Ну, и что сие значит-то? Офицеров расстрелять, а цивильных, гражданских то бишь, повесить? Или следует офицеров бесчестно на виселицу вздернуть, пусть-де до гражданского чина деградируют, низвергнутся? Что значит сие – особого приговора вынесение?
За долгие месяцы ожидания не раз были явлены доказательства государевой милосердной справедливости: жены узников действительно дважды в месяц могли навещать своих мужей. Да, за ними по-прежнему неотрывно следили караульные, да только вот не было более слышно ни плача, ни криков. Просто стояли друг против друга, вжимаясь всем телом в решетку чугунных оград, и говорили, говорили обо всем лишь возможном только на свете. Даже о такой малости, как о полетевшем колесе экипажа, что застрял в весенней грязище, когда пришлось всю ночь на дороге в имение прождать, потому что у кучера – черт бы его побрал, мон шер! – запасного колеса не оказалось.
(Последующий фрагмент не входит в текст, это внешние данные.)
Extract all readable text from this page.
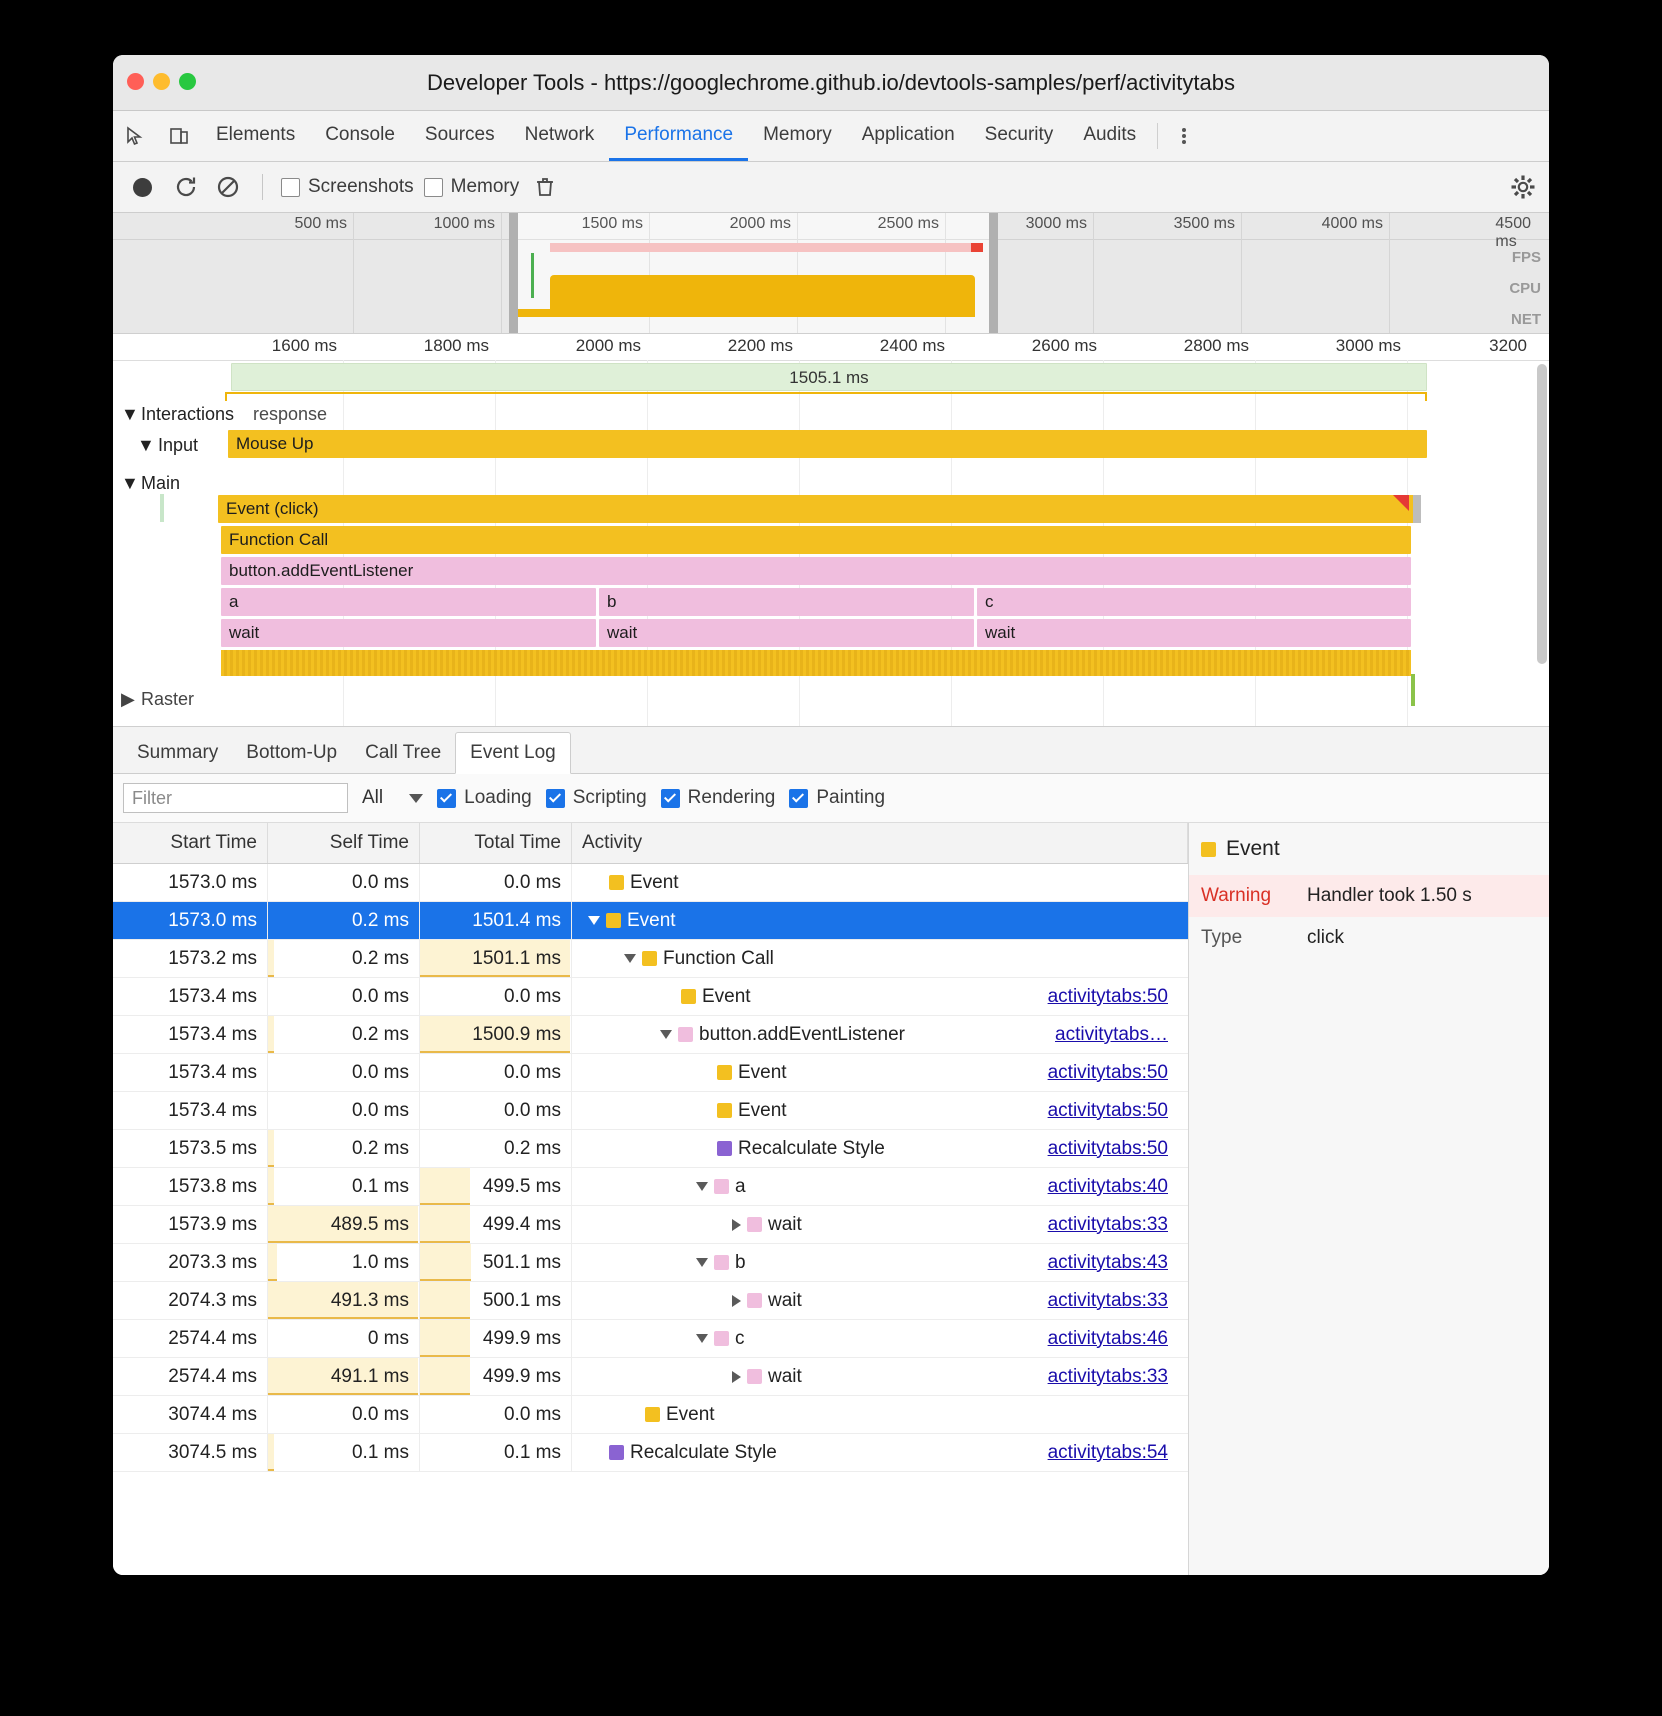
Developer Tools - https://googlechrome.github.io/devtools-samples/perf/activitytabs
Elements	Console	Sources	Network	Performance	Memory	Application	Security	Audits
Screenshots Memory
500 ms	1000 ms	1500 ms	2000 ms	2500 ms	3000 ms	3500 ms	4000 ms	4500 ms
FPS
CPU
NET
1600 ms	1800 ms	2000 ms	2200 ms	2400 ms	2600 ms	2800 ms	3000 ms	3200
1505.1 ms
▼ Interactions response
▼ Input	Mouse Up
▼ Main
Event (click)
Function Call
button.addEventListener
a	b	c
wait	wait	wait
▶ Raster
Summary	Bottom-Up	Call Tree	Event Log
Filter	All	Loading Scripting Rendering Painting
Start Time	Self Time	Total Time	Activity
1573.0 ms	0.0 ms	0.0 ms	Event
1573.0 ms	0.2 ms	1501.4 ms	Event
1573.2 ms	0.2 ms	1501.1 ms	Function Call
1573.4 ms	0.0 ms	0.0 ms	Event	activitytabs:50
1573.4 ms	0.2 ms	1500.9 ms	button.addEventListener	activitytabs…
1573.4 ms	0.0 ms	0.0 ms	Event	activitytabs:50
1573.4 ms	0.0 ms	0.0 ms	Event	activitytabs:50
1573.5 ms	0.2 ms	0.2 ms	Recalculate Style	activitytabs:50
1573.8 ms	0.1 ms	499.5 ms	a	activitytabs:40
1573.9 ms	489.5 ms	499.4 ms	wait	activitytabs:33
2073.3 ms	1.0 ms	501.1 ms	b	activitytabs:43
2074.3 ms	491.3 ms	500.1 ms	wait	activitytabs:33
2574.4 ms	0 ms	499.9 ms	c	activitytabs:46
2574.4 ms	491.1 ms	499.9 ms	wait	activitytabs:33
3074.4 ms	0.0 ms	0.0 ms	Event
3074.5 ms	0.1 ms	0.1 ms	Recalculate Style	activitytabs:54
Event
Warning	Handler took 1.50 s
Type	click
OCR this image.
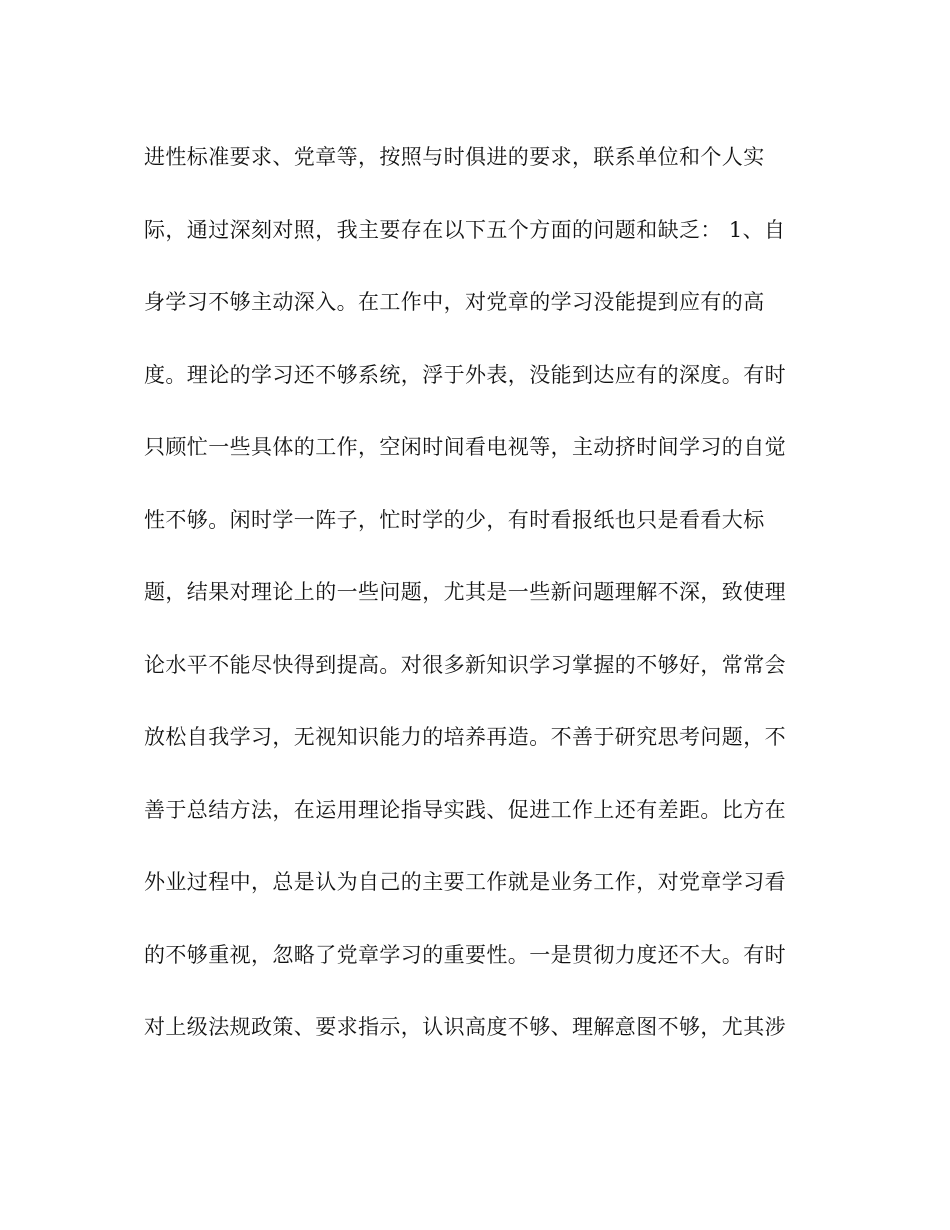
进性标准要求、党章等，按照与时俱进的要求，联系单位和个人实
际，通过深刻对照，我主要存在以下五个方面的问题和缺乏： 1、自
身学习不够主动深入。在工作中，对党章的学习没能提到应有的高
度。理论的学习还不够系统，浮于外表，没能到达应有的深度。有时
只顾忙一些具体的工作，空闲时间看电视等，主动挤时间学习的自觉
性不够。闲时学一阵子，忙时学的少，有时看报纸也只是看看大标
题，结果对理论上的一些问题，尤其是一些新问题理解不深，致使理
论水平不能尽快得到提高。对很多新知识学习掌握的不够好，常常会
放松自我学习，无视知识能力的培养再造。不善于研究思考问题，不
善于总结方法，在运用理论指导实践、促进工作上还有差距。比方在
外业过程中，总是认为自己的主要工作就是业务工作，对党章学习看
的不够重视，忽略了党章学习的重要性。一是贯彻力度还不大。有时
对上级法规政策、要求指示，认识高度不够、理解意图不够，尤其涉
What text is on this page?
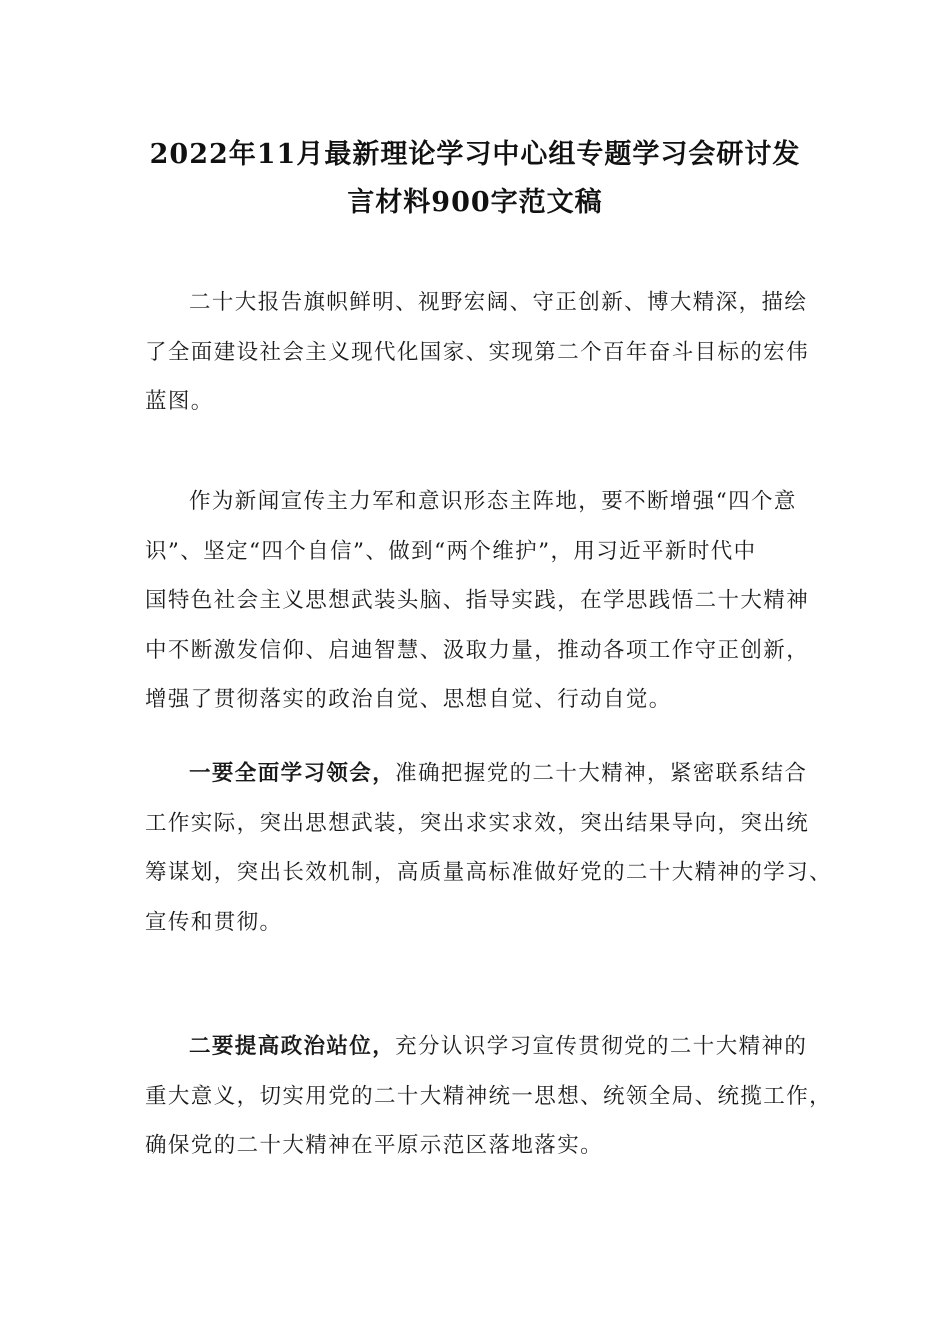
2022年11月最新理论学习中心组专题学习会研讨发
言材料900字范文稿
二十大报告旗帜鲜明、视野宏阔、守正创新、博大精深，描绘
了全面建设社会主义现代化国家、实现第二个百年奋斗目标的宏伟
蓝图。
作为新闻宣传主力军和意识形态主阵地，要不断增强“四个意
识”、坚定“四个自信”、做到“两个维护”，用习近平新时代中
国特色社会主义思想武装头脑、指导实践，在学思践悟二十大精神
中不断激发信仰、启迪智慧、汲取力量，推动各项工作守正创新，
增强了贯彻落实的政治自觉、思想自觉、行动自觉。
一要全面学习领会，准确把握党的二十大精神，紧密联系结合
工作实际，突出思想武装，突出求实求效，突出结果导向，突出统
筹谋划，突出长效机制，高质量高标准做好党的二十大精神的学习、
宣传和贯彻。
二要提高政治站位，充分认识学习宣传贯彻党的二十大精神的
重大意义，切实用党的二十大精神统一思想、统领全局、统揽工作，
确保党的二十大精神在平原示范区落地落实。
Борис Тугай еще более в эти месяцы исхудал и осунулся. Раны его затянулись совершенно, а на память о роковых событиях остался изорванный мундир. Эполеты и аксельбанты пока с него никто не срывал, солдаты по-прежнему величали «вашим благородием барином», так же как и взятых в узилище генералов именовали «вашими превосходительствами», и уж потом только начинали бранить, как и положено, «по матери», сопровождая на допросы.
А вот Ниночка, казалось, еще больше прежнего расцвела. Когда сошел с рек лед и первые лебеди вновь показались на Неве с первыми теплыми лучами весеннего солнышка, она надела самое красивое свое платье с белыми кружевами и шелком вышитыми по подолу цветами и отправилась в компании многих иных дам в крепость.
Граф Кошин уже дожидался ее там. Вышел из-за будки караульной и медленно двинулся к дочери. Он постарел и сдал заметно, волосы убелила безжалостная седина, осанка графа не была уже прежней. Не было больше обычного сильного да крепкого, весело бранившегося с дворней Павла Михайловича. Тихим дрожащим голосом заговорил он на этот раз с дочерью.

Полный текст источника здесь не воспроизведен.